Mac RAM is regular RAM, and has been for years. It's just that Macs require you to get RAM with the exact same specs that Apple requires, where with other PCs, you generally have a range of RAM types that you can use. As an example, my G4 desktop takes PC133 RAM. In most PCs, you can interchange PC100 and PC133 RAM, it will clock the bus down to PC100 speeds if you use it. Not so on Macs, if you put PC100 RAM in it, most times it will not use it or even boot at all. Also, if the timing of the RAM is not what Apple specs for, the G$ will not see it, or even boot. Also, chip density, aka, the number of chips on the RAM stick, effect the Mac as well. I put a PC133 stick in my G4 that had 8 chips on one side only, and it wouldn't boot. I replace it with the same size of RAM, but instead it had 16 chips, 8 on each side, and it ran just fine. If you are worried about hurting the Mac, don't be. As long as it physically fits in the slot, then you are fine. Try it, and if it doesn't boot, or doesn't see it if it does boot, then you just pull it out.


----------



## wchen64572 (Dec 29, 2007)

*Re: difference between regular and pc ram*

can you think of any where I can get about 1gb RAM for below 50 bucks


----------



## wchen64572 (Dec 29, 2007)

*Re: difference between regular and pc ram*

and will more ram increase my computer's speed


----------



## sinclair_tm (Mar 11, 2005)

*Re: difference between regular and pc ram*

It won't increase the speed per say, but it does help. Because the computer doesn't have to pull so much from the hard drive, as it will store more in the RAM, it will do things a bit faster.
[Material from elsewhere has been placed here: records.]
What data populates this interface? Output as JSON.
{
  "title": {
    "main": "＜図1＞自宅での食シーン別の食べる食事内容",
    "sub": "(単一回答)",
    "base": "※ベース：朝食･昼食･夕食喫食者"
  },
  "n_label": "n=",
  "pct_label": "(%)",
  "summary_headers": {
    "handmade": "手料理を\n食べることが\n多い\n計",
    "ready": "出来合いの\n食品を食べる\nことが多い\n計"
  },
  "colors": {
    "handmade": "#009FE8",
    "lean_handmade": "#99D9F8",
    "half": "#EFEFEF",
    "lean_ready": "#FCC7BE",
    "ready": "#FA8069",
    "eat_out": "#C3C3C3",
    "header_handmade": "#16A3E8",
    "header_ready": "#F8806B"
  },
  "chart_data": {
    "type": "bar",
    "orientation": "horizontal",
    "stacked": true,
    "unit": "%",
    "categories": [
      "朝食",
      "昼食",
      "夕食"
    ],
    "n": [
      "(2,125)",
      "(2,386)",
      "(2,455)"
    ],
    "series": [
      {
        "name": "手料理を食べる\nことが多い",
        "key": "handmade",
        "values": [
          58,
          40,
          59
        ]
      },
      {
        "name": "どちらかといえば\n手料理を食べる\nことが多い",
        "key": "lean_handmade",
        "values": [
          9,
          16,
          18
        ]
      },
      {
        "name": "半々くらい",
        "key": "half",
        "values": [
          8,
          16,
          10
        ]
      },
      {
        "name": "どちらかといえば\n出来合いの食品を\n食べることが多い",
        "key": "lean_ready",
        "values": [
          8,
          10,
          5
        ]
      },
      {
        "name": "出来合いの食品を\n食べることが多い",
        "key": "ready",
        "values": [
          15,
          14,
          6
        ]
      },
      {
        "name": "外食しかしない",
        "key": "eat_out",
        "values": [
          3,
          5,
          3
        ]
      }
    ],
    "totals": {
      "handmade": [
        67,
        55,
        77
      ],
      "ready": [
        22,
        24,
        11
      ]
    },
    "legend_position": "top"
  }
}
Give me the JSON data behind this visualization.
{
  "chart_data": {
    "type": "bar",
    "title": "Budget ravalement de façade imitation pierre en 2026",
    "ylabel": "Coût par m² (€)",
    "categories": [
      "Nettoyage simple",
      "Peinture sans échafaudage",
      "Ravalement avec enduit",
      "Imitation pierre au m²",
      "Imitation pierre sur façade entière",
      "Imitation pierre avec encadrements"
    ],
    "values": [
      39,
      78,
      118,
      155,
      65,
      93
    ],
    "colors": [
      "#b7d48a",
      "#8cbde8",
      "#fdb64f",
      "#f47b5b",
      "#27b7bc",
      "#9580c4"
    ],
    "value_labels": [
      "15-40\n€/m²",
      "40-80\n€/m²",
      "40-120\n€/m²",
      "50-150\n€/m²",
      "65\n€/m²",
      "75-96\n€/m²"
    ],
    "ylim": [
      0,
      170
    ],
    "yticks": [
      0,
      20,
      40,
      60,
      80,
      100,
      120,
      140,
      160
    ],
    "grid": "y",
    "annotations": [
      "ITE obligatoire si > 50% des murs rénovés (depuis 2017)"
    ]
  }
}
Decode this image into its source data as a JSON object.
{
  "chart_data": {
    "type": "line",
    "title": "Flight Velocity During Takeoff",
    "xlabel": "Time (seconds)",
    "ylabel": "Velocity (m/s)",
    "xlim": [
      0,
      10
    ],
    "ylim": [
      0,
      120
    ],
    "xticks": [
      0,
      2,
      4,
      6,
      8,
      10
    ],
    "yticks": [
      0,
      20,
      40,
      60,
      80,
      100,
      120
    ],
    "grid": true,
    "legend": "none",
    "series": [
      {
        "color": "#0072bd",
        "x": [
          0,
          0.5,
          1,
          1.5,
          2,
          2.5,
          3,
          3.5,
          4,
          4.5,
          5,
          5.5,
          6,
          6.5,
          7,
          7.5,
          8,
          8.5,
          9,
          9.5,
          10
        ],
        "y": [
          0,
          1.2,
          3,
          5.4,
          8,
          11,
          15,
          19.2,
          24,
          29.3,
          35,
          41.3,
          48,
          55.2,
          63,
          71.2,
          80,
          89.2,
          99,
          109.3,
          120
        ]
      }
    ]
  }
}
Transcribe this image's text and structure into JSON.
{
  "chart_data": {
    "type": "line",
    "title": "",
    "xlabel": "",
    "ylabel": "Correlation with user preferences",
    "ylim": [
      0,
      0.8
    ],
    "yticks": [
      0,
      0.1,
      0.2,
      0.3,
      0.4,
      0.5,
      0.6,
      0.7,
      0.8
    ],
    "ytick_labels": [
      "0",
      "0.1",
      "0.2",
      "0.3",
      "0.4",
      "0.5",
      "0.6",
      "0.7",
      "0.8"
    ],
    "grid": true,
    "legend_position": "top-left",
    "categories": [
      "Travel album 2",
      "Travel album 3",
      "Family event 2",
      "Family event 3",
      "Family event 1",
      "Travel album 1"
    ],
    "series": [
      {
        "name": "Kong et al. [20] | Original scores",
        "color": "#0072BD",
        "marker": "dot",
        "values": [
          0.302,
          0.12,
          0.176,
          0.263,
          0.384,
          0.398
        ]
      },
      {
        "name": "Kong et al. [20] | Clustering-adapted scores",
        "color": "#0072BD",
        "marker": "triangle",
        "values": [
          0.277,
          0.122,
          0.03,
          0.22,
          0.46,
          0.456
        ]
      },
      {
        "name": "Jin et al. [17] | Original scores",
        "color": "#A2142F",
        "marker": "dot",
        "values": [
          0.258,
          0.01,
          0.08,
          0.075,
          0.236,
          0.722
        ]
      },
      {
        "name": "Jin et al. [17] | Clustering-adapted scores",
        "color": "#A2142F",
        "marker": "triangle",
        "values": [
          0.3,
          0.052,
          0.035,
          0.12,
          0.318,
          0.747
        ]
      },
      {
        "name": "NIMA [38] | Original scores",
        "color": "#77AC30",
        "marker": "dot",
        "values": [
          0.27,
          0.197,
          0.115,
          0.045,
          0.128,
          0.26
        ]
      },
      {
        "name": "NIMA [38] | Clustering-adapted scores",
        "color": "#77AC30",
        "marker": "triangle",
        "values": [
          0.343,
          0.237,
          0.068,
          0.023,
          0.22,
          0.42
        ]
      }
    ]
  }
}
The best place to get RAM for Macs, IMHO, is Macsales.com.


----------



## wchen64572 (Dec 29, 2007)

*Re: difference between regular and pc ram*

while we are on store locations do you know a place where I can buy a screen replacement for an 1st gen iphone


----------



## sinclair_tm (Mar 11, 2005)

*Re: difference between regular and pc ram*

Other then Apple, that you will have to Google.


----------



## wchen64572 (Dec 29, 2007)

*Re: difference between regular and pc ram*

thanks a bunch you guys


----------